Bérard and his lover Boris Kochno, who worked for the Ballets Russes and was also co-founder of the Ballets des Champs-Elysées, were one of the most prominent openly homosexual couples in French theater during the 1930s and 1940s.

==Early life==
Born in Paris in 1902, Bérard studied at the Lycée Janson de Sailly as a child. In 1920, he entered the Academie Ranson, where his style was influenced by Édouard Vuillard and Maurice Denis.

==Career==
Bérard showed his first exhibition in 1925, at the Gallery Pierre. From the start of his career, he had an interest in theatrical scenery and costume designs, and played an important role in the development of theatrical design in the 1930s and 1940s. In the early 1930s, Bérard worked with Jean-Michel Frank, painting screens, wood-work and drawing projects for carpets.

In 1935, his friend Solange d'Ayen helped Vogue magazine editor-in-chief Edna Woolman Chase persuade him to work for Vogue as a fashion illustrator.

He also worked as a fashion illustrator for Coco Chanel, Elsa Schiaparelli, and Nina Ricci.

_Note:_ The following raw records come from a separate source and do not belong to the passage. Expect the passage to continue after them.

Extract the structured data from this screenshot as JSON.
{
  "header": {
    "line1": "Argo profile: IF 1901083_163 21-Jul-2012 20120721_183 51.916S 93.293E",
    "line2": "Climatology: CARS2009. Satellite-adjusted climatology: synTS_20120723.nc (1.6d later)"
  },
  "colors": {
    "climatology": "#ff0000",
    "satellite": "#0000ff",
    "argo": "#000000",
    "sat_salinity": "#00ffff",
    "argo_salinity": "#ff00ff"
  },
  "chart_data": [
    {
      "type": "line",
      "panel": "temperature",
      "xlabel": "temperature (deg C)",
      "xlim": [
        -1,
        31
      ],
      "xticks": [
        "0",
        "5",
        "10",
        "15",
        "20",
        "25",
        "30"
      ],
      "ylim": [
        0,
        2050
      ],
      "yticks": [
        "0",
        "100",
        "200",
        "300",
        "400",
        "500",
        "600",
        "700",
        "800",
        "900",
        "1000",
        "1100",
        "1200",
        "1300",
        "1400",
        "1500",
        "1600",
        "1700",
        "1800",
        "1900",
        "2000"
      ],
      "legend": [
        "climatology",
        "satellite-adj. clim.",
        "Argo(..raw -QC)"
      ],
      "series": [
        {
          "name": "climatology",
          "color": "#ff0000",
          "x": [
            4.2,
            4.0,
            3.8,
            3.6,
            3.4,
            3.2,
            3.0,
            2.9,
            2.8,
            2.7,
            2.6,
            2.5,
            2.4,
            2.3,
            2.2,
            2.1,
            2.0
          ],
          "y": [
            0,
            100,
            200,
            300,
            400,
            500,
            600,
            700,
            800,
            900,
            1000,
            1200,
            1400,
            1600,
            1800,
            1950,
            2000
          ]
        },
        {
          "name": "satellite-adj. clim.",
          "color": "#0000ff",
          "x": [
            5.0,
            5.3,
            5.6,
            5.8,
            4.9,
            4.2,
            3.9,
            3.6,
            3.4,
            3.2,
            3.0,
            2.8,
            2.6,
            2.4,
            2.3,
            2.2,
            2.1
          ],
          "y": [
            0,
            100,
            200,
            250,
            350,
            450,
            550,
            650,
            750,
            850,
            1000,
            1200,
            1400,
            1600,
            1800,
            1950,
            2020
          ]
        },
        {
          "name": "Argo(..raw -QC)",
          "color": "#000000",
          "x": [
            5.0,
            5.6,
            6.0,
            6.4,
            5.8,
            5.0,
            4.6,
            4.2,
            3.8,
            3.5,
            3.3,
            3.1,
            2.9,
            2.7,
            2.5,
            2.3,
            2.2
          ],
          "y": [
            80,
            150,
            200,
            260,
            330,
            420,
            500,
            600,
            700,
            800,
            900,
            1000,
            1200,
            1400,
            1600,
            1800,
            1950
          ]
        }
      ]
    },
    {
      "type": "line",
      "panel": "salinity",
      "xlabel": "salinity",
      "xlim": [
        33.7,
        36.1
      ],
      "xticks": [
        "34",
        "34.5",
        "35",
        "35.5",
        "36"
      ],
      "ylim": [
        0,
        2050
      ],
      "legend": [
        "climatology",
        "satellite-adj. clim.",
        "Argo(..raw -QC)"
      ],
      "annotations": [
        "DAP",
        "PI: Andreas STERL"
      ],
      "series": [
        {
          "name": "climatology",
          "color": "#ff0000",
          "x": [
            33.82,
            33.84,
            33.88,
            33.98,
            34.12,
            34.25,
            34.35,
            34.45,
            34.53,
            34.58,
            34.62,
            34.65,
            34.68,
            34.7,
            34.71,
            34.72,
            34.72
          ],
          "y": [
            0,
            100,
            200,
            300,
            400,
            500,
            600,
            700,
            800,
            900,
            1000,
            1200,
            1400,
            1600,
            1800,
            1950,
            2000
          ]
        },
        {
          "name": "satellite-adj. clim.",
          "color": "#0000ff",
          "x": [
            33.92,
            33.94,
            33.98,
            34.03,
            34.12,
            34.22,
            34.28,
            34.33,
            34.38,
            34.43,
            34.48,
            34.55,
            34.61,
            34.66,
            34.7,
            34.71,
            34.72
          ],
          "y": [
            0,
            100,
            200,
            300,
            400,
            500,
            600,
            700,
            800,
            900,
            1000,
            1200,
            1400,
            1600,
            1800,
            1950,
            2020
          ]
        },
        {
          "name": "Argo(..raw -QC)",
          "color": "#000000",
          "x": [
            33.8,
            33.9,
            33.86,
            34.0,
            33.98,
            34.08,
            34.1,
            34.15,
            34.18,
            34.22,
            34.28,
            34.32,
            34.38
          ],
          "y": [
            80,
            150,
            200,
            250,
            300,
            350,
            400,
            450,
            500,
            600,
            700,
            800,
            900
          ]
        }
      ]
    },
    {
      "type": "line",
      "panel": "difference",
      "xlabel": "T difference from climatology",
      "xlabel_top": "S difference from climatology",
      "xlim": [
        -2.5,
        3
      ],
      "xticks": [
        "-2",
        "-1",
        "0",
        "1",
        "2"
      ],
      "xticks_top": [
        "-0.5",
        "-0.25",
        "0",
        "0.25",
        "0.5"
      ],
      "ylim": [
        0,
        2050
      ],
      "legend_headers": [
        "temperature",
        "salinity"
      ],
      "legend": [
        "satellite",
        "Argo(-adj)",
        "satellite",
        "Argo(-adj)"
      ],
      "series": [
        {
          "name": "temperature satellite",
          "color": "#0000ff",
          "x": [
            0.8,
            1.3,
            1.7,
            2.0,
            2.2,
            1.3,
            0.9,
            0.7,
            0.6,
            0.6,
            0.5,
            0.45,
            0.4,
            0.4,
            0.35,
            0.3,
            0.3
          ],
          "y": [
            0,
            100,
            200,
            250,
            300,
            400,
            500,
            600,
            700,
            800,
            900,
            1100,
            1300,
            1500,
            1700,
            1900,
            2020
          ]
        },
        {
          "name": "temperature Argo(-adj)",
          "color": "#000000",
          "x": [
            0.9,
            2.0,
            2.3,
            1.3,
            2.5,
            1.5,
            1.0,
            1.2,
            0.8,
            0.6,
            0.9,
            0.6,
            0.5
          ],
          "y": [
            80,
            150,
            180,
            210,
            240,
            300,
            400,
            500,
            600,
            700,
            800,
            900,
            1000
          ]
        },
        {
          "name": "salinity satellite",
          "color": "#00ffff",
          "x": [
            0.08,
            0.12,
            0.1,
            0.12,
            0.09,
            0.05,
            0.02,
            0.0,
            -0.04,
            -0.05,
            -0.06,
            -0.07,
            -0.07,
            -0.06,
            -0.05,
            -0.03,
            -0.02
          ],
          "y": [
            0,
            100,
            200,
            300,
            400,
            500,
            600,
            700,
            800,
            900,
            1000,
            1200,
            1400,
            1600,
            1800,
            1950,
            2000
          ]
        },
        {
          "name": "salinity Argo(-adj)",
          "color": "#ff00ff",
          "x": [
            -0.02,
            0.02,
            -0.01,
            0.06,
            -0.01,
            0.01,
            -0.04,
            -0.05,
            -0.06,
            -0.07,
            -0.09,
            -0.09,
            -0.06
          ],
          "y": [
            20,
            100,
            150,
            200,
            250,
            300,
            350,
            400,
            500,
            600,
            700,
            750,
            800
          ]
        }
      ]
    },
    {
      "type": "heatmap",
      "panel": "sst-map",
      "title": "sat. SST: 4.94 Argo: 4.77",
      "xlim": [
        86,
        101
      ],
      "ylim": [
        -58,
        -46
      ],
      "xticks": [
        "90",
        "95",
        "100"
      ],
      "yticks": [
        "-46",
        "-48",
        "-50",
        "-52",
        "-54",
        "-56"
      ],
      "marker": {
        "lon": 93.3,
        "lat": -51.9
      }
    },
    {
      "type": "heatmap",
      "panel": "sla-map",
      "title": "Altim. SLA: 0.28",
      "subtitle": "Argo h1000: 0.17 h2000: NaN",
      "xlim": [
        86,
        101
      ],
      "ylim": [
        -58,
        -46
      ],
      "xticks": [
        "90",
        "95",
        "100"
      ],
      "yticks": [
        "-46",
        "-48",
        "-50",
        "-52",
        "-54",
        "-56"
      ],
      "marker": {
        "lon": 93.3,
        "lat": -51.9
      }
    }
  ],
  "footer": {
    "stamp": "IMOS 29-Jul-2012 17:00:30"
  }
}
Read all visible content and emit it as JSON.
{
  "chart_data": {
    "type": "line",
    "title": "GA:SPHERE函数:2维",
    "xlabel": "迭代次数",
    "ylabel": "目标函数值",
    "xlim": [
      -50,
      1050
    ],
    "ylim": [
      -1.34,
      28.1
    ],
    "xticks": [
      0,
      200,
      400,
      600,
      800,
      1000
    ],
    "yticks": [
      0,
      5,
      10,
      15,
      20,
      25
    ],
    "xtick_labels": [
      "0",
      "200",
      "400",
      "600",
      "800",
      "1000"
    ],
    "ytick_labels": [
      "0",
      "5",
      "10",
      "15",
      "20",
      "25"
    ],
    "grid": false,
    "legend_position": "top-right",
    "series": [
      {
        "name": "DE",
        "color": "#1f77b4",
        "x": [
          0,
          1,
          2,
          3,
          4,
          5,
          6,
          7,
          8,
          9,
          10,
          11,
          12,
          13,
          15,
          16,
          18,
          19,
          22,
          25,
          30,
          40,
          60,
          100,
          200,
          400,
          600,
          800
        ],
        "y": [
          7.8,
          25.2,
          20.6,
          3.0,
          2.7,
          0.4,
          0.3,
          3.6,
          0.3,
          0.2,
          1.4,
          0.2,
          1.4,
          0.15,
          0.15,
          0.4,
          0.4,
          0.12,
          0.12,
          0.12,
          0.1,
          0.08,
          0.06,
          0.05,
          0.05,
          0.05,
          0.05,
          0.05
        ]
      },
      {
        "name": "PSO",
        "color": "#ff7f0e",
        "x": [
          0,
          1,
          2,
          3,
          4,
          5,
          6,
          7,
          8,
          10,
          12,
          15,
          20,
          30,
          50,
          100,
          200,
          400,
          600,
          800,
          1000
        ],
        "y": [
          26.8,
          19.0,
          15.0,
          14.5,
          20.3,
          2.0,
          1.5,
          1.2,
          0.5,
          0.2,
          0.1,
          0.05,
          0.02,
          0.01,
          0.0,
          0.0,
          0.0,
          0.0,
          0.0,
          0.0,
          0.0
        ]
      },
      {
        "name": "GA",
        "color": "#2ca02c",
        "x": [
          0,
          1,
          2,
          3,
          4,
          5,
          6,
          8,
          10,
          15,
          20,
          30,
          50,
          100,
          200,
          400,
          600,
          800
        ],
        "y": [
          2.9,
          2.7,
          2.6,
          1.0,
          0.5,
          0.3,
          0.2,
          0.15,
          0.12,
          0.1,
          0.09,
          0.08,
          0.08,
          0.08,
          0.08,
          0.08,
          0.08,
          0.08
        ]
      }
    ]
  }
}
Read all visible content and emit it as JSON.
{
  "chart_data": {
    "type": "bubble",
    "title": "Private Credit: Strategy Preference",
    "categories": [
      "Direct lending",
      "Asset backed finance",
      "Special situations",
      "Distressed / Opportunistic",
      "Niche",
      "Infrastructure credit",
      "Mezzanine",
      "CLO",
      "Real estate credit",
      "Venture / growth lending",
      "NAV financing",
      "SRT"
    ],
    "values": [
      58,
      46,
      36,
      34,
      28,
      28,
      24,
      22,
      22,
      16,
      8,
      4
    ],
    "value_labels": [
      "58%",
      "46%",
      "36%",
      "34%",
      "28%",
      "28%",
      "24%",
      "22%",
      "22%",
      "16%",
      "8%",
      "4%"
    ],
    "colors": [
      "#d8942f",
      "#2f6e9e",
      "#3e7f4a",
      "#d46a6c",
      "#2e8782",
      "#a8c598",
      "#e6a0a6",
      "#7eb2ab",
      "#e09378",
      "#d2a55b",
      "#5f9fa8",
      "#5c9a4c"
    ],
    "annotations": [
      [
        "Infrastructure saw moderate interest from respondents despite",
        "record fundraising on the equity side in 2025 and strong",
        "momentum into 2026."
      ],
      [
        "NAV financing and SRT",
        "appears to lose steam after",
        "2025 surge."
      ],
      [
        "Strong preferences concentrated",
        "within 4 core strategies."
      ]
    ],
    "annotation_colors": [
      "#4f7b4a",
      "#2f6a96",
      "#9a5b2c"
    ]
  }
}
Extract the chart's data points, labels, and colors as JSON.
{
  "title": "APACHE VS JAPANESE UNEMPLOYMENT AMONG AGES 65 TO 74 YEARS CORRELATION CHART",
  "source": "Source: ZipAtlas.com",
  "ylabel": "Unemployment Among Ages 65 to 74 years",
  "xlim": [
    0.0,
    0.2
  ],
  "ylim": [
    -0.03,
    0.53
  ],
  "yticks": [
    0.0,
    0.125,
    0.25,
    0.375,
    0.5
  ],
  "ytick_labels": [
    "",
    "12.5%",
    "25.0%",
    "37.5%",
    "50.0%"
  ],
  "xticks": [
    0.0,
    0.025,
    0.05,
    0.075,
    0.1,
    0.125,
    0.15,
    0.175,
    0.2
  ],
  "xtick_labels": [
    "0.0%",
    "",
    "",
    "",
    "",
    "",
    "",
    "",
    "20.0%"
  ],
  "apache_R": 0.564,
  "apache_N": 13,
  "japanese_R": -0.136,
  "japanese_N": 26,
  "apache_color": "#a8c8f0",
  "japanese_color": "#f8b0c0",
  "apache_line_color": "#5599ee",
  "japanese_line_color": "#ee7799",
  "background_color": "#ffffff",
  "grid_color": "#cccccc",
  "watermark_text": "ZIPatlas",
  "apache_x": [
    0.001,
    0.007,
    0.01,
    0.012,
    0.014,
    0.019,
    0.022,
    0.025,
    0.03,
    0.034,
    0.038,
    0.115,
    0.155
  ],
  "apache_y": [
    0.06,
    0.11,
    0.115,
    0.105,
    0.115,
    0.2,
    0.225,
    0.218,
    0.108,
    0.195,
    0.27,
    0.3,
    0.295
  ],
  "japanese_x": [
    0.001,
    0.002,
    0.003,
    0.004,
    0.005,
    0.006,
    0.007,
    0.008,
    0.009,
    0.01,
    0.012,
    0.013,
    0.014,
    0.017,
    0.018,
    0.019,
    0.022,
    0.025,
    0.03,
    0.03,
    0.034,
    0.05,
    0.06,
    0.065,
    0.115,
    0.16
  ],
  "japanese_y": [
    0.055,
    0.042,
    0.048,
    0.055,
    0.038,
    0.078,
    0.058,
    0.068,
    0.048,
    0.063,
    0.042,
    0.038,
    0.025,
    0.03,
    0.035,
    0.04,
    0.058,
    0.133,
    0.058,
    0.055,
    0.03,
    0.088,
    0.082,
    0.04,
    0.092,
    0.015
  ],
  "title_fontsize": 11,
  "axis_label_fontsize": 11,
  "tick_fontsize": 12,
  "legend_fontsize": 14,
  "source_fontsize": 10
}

Bérard's most renowned achievement was probably his lustrous, magical designs for Jean Cocteau's film La Belle et la Bête (1946).

Bérard died suddenly from a heart attack on 11 February 1949, on the stage of the Théâtre Marigny. Francis Poulenc's Stabat Mater (1950) was composed in his memory, and Jean Cocteau dedicated his film Orphée (1950) to him.